Turicibacter, another DAFM that was enriched in the Model, was reversed following JBHD intervention (Figure 3). This genus is closely associated with host immune regulation and has shown strong negative correlations with antioxidant enzyme activities and pro-inflammatory cytokines in immunosuppressed mice, suggesting its involvement in immune dysregulation (Tang et al., 2022). Additionally, clinical studies reveal that higher abundances of Turicibacter are linked to both improved responses to immune checkpoint inhibitor therapy and increased risk of immune-related adverse events in cancer patients, suggesting its dual role in enhancing immune activation and modulating immunotherapy outcomes (Hamada et al., 2023). Recent evidence suggests that Turicibacter is involved in the gut–lung axis and may act as a risk factor in lung diseases such as the acute exacerbation of obstructive pulmonary disease, and the significant differential abundance observed in our study highlights its potential relevance in the pathogenesis and modulation of pulmonary conditions (Li et al., 2021).
Other DAFMs reversed by JBHD included Clostridium sensu stricto 1, which has been reported to significantly correlate with the inflammatory marker C-reactive protein, indicating its potential role in the inflammatory phase of pulmonary fibrosis and its involvement in gut–lung axis interactions contributing to disease progression (Hou et al., 2024). In addition, Christensenellaceae R-7 group, which was also enriched in the Model and significantly reduced following JBHD-H treatment (Figures 3D,F), has been associated with shifts in key inflammatory and immunoregulatory cytokines, such as TNF-α, IL-1β, TGF-β, and IL-10, as well as changes in short-chain fatty acid profiles, indicating its potential role in modulating the intestinal immune microenvironment (Li et al., 2022); moreover, its differential abundance has been observed in lung cancer patients, suggesting a possible involvement in gut–lung axis interactions and respiratory disease progression (Chen et al., 2023).

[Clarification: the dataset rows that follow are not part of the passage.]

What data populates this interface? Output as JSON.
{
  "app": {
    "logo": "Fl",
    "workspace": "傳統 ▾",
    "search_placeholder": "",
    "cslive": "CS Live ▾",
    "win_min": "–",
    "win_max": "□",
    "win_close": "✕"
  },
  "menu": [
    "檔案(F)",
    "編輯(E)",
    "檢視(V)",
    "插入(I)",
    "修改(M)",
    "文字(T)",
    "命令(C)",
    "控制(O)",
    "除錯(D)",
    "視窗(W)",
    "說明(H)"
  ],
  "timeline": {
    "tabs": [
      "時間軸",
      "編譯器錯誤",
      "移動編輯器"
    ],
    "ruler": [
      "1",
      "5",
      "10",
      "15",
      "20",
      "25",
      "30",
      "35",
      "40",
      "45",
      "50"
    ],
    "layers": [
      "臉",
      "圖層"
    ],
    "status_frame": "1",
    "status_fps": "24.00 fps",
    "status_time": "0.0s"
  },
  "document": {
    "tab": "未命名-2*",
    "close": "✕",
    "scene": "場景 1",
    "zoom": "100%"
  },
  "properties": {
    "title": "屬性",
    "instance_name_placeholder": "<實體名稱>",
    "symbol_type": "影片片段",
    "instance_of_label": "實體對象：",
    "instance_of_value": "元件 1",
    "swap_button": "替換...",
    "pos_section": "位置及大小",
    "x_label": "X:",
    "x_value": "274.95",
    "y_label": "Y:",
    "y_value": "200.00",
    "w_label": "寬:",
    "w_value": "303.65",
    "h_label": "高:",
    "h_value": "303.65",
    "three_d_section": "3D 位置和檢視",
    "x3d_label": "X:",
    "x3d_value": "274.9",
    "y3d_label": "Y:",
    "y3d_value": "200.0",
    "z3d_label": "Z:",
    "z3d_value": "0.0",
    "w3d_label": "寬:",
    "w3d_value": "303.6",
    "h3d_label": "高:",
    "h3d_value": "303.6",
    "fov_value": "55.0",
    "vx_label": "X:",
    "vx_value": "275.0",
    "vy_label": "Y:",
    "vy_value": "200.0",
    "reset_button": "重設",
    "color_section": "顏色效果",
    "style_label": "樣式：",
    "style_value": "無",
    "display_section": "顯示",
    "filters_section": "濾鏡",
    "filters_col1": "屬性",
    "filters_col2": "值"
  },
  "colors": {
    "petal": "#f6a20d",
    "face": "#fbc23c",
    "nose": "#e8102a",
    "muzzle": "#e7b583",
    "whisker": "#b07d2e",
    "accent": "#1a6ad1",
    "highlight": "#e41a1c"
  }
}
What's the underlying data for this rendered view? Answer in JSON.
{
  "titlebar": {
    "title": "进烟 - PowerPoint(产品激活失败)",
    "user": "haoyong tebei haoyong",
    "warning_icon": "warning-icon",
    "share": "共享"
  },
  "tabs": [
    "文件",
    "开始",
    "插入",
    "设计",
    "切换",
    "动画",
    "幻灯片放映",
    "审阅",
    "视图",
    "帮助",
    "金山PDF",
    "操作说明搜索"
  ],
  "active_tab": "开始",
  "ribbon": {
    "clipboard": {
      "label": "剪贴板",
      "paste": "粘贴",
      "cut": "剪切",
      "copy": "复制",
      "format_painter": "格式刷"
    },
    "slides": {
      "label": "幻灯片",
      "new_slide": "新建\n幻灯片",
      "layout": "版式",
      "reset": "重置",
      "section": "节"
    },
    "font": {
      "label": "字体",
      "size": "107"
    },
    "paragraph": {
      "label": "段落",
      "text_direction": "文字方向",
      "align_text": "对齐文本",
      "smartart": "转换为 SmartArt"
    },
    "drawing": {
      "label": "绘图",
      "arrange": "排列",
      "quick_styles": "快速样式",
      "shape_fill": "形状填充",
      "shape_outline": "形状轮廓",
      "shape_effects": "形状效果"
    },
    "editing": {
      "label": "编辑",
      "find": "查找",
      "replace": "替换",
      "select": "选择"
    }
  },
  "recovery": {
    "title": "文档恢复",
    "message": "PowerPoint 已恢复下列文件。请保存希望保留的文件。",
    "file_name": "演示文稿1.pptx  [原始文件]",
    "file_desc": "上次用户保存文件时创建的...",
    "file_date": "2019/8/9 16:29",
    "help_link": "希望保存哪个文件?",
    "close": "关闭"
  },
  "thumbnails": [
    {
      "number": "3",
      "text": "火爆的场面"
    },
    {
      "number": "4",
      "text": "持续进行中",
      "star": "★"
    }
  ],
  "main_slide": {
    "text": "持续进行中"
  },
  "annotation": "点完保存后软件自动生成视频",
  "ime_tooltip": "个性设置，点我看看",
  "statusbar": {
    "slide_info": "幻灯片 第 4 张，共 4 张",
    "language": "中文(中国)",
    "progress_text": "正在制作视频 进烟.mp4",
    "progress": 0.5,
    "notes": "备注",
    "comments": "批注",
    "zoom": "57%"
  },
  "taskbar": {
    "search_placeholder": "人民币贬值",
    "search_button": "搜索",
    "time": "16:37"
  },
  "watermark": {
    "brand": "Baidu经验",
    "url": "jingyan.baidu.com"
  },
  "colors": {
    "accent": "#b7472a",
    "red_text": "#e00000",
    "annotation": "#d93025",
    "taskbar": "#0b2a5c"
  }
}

In addition to changes in microbial composition, JBHD also modulated microbial functions. KEGG-based analysis indicated that both JBHD-L and JBHD-H affected amino acid metabolism and quorum sensing, pathways that are fundamental for microbial activity and have well-recognized links to host immune regulation. Amino acid metabolism plays a pivotal role in shaping immune cell functions (Yang et al., 2023), while quorum sensing signals, such as 2’-aminoacetophenone, have been shown to modulate host immune metabolism by reprogramming cellular bioenergetics (Chakraborty et al., 2024). Notably, JBHD-H appeared to affect additional pathways, including purine metabolism, which is increasingly recognized as contributors to immune homeostasis (Yang et al., 2025). COG analysis further corroborated functional findings, showing that JBHD-H was enriched in immune-relevant pathways. Notably, the involvement of amino acid metabolism in both KEGG and COG (E) underscores its central role in orchestrating immune cell functions. Additionally, COG category M has also been implicated in immune regulation (Yin et al., 2023).

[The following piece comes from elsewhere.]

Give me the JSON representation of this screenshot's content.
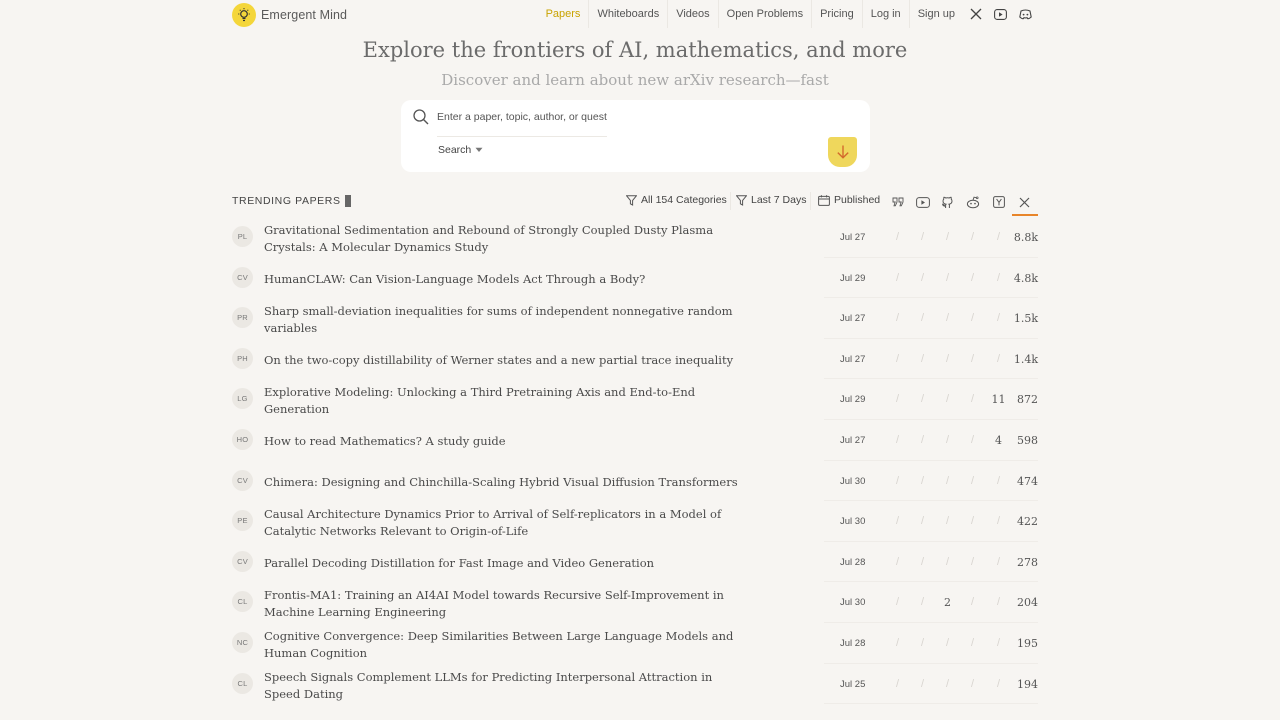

Taken together, these findings suggest that JBHD intervention may influence key microbial taxa and functions along the gut-lung axis to improve immune homeostasis in IPF. Notably, JBHD-H showed a broader range of species and function level reverse than JBHD-L, implying that the observed differences may be attributed to dosage, with higher doses exerting stronger regulatory effects.
4.2 JBHD may influence host metabolic homeostasis through modulation of amino acid and lipid metabolism
Metabolomics technology is an effective method of exploring the overall metabolic changes that occur in an organism under a specific condition. In this study, multi-metabolomic analyses of serum and urine were conducted, the related pathways and DEMs were used to construct the metabolic pathway network (Figure 10). Through this network, JBHD was found to be associated with changes in multiple metabolic pathways. These alterations suggest that JBHD may have a broad and multi-faceted influence on systemic metabolism in IPF. Notably, amino acid metabolism and lipid metabolism were identified as key pathways potentially mediating the therapeutic effects of JBHD.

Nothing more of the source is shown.